Every land use decision, every road project, every building permit should be seen through the prism of that stated goal.
Bluffton officials have long said they don't want to see oystering closed anywhere in the May River. If that's true, then hard surfaces should be limited to 10 percent or less of the river's watershed.
How do we measure up today? What can we expect if all approved development is completed?
Unfortunately, we're already seeing restrictions on shellfish harvesting in the upper reaches of the May River. Will we someday see the river closed to swimming?
The impact of altering stormwater flow can be tremendous. In a forested tidal creek area, Holland said, a heavy rainfall results in 16 percent runoff. In an urban tidal creek setting, the percentage of stormwater that reaches the creek goes to 63 percent.
That stormwater carries with it pollutants. But just as important to a saltwater estuary's tidal creeks and the creatures that live in them is the volume of freshwater. Freshwater affects the chemistry of the creeks, which are the nurseries of many creatures.

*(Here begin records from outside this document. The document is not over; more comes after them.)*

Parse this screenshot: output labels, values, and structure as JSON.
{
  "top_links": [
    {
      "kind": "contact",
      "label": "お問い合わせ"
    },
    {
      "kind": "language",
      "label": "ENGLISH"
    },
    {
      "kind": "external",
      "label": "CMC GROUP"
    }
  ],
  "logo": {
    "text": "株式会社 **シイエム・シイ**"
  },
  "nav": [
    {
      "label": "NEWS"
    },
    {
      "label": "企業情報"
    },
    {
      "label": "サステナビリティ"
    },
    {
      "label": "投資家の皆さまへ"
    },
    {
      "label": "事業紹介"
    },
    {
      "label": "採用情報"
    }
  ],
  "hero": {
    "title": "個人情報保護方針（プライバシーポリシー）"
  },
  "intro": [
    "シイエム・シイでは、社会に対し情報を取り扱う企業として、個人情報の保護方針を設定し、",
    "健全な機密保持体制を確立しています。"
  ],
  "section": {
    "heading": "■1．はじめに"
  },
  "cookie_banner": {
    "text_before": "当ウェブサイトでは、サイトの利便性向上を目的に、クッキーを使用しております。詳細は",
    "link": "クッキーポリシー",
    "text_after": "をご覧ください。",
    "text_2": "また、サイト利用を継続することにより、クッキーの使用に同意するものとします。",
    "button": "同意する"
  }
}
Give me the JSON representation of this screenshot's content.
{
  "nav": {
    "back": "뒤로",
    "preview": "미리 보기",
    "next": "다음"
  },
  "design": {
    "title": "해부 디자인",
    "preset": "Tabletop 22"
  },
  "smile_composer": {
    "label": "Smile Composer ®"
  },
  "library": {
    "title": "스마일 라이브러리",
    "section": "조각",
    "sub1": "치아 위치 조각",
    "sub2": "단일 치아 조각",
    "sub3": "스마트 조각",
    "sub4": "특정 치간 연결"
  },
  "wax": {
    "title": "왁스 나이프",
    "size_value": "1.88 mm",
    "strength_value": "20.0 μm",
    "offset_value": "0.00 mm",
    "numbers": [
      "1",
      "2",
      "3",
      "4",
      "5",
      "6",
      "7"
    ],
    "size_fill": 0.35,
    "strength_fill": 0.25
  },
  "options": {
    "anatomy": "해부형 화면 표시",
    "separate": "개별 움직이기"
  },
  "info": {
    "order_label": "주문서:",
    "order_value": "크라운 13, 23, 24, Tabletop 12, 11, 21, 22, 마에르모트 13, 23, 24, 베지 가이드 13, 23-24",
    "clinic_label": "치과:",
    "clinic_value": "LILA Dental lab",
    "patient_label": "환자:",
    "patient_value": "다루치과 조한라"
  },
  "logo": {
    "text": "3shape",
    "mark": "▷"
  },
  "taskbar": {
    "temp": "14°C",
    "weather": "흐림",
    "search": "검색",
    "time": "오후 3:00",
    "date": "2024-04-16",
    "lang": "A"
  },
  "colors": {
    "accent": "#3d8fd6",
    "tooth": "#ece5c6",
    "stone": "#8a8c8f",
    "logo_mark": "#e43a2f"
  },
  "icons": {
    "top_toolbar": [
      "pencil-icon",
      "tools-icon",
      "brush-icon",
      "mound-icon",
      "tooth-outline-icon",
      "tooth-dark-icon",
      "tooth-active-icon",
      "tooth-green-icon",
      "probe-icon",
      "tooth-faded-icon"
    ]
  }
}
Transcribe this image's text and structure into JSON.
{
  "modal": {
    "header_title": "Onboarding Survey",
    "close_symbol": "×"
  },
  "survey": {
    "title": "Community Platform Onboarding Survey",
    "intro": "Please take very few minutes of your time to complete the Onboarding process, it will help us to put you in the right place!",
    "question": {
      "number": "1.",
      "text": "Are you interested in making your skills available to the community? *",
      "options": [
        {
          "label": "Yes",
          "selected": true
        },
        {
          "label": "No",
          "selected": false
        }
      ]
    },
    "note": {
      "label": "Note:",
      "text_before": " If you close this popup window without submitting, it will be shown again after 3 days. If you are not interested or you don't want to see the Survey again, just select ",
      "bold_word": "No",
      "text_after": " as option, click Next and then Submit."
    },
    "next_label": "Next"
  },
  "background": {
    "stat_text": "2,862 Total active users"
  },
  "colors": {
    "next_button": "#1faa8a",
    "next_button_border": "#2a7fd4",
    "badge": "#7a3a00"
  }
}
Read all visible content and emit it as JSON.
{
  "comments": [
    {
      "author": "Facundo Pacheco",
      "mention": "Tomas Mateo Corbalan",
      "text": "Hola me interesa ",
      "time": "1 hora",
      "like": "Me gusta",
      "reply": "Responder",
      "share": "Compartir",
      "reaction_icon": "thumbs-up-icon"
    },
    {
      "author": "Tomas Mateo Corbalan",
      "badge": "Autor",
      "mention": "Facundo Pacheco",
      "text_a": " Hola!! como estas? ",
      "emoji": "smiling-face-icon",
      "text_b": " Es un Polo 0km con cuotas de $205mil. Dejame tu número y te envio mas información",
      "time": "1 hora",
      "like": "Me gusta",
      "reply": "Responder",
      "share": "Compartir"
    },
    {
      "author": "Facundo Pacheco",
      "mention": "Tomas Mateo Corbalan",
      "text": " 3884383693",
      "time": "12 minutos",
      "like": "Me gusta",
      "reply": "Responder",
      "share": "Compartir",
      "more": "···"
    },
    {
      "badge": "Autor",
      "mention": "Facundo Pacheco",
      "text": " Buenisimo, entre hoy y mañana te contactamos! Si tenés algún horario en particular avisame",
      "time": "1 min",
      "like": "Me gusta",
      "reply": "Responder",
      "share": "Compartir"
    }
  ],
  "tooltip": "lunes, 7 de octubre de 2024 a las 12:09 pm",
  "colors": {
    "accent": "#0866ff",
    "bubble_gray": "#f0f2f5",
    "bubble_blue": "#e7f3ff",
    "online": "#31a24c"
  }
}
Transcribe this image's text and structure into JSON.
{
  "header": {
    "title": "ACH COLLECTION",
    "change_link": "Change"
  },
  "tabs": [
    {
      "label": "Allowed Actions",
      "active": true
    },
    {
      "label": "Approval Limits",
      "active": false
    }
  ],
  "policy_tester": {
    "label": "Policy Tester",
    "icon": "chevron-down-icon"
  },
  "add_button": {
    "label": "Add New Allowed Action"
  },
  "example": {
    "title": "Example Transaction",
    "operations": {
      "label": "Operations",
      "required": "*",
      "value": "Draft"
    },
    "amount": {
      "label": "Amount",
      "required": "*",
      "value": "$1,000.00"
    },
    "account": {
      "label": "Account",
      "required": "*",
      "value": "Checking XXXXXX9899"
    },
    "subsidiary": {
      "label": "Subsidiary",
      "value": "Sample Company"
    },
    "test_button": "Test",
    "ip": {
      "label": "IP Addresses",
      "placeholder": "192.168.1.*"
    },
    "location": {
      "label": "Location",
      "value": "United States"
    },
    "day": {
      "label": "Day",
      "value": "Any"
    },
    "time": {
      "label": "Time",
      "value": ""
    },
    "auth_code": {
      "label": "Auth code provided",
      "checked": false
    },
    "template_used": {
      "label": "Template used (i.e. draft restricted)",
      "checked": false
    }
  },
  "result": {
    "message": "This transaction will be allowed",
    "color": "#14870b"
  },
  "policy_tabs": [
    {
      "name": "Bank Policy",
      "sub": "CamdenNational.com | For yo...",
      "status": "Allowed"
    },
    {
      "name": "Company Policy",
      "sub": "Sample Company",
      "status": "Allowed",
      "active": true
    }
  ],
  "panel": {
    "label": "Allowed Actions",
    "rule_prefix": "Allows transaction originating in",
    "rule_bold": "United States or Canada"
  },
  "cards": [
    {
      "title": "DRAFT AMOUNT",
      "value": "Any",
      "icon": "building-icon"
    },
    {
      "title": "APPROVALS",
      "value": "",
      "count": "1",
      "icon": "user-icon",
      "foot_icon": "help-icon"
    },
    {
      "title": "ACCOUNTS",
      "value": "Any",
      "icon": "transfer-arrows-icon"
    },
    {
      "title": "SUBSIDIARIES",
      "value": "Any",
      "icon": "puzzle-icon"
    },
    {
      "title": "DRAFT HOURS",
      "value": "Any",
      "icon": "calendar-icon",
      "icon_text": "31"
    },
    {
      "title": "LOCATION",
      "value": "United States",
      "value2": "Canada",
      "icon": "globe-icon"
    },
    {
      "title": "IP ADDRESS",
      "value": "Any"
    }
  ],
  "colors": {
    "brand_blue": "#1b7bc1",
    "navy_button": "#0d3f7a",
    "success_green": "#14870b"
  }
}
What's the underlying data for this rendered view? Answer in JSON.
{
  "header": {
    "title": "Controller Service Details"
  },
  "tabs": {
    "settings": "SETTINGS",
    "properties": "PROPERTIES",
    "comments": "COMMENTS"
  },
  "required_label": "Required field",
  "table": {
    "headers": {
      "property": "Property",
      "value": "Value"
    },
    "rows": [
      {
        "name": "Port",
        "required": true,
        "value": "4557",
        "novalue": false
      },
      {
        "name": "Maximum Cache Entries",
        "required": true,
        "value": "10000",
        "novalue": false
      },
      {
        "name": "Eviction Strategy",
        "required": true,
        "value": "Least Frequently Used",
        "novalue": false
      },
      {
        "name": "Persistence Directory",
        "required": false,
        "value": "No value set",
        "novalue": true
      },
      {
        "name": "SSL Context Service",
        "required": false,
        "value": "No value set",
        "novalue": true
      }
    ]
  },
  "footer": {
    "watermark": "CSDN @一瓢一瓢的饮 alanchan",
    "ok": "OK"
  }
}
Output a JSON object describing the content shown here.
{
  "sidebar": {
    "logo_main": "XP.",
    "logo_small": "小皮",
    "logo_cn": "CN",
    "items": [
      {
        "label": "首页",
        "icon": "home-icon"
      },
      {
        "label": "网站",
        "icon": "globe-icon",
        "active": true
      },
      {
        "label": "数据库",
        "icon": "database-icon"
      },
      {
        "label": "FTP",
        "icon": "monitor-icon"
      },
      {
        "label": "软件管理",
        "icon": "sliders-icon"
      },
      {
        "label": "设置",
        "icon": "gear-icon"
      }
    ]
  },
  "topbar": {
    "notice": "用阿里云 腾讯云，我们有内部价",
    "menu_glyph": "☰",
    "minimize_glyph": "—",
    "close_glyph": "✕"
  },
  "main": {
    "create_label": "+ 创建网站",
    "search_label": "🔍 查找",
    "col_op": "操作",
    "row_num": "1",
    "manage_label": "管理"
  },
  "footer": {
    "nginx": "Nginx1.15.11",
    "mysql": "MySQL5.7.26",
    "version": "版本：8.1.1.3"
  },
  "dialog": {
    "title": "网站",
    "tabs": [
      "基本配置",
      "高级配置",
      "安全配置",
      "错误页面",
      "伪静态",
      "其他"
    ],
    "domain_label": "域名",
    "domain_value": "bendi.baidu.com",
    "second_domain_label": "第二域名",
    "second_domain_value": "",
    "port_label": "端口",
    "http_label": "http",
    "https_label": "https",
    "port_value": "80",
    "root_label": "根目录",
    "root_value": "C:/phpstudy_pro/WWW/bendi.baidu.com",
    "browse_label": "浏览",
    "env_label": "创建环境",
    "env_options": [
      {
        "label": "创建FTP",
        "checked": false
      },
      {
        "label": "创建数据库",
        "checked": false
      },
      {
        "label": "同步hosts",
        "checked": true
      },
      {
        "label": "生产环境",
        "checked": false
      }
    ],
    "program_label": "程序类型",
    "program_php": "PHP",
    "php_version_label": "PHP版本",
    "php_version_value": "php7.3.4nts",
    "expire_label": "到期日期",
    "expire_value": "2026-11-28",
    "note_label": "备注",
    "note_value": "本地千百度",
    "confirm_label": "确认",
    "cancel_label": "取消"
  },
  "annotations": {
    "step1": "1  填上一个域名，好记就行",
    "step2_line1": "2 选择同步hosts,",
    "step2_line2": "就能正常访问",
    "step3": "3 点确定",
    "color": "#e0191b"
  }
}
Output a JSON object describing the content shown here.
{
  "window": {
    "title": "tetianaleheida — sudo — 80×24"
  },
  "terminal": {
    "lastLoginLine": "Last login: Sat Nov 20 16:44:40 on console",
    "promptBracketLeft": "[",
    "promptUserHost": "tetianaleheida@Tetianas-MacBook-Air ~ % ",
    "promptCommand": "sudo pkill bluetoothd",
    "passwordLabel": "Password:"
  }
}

Holland also points out that local government officials hold the key. They control land use, population density, the amount of hard surfaces covering the land. They determine the scale and placement of new roads and buildings.
The strategy should be to minimize the alterations to freshwater flow to the waterways, he said, controlling rate, and most importantly, volume. Land use should be ecosystem based, and we should remember humans are part of the ecosystem.
He also warned that there's a monetary impact to allowing the wrong kind of development. Polluted waters affect property values. Higher income levels and higher property values can be linked to water quality. It's not hard to figure out: People with a lot of money move to beautiful places.
Longtime Bluffton resident Laura Floyd also spoke at Tuesday's Town Council meeting.
"We have the information," Floyd said. "We know what to do."
It is that simple. We know what to do, but do we have the will to do it? And if we don't, let's be honest about it.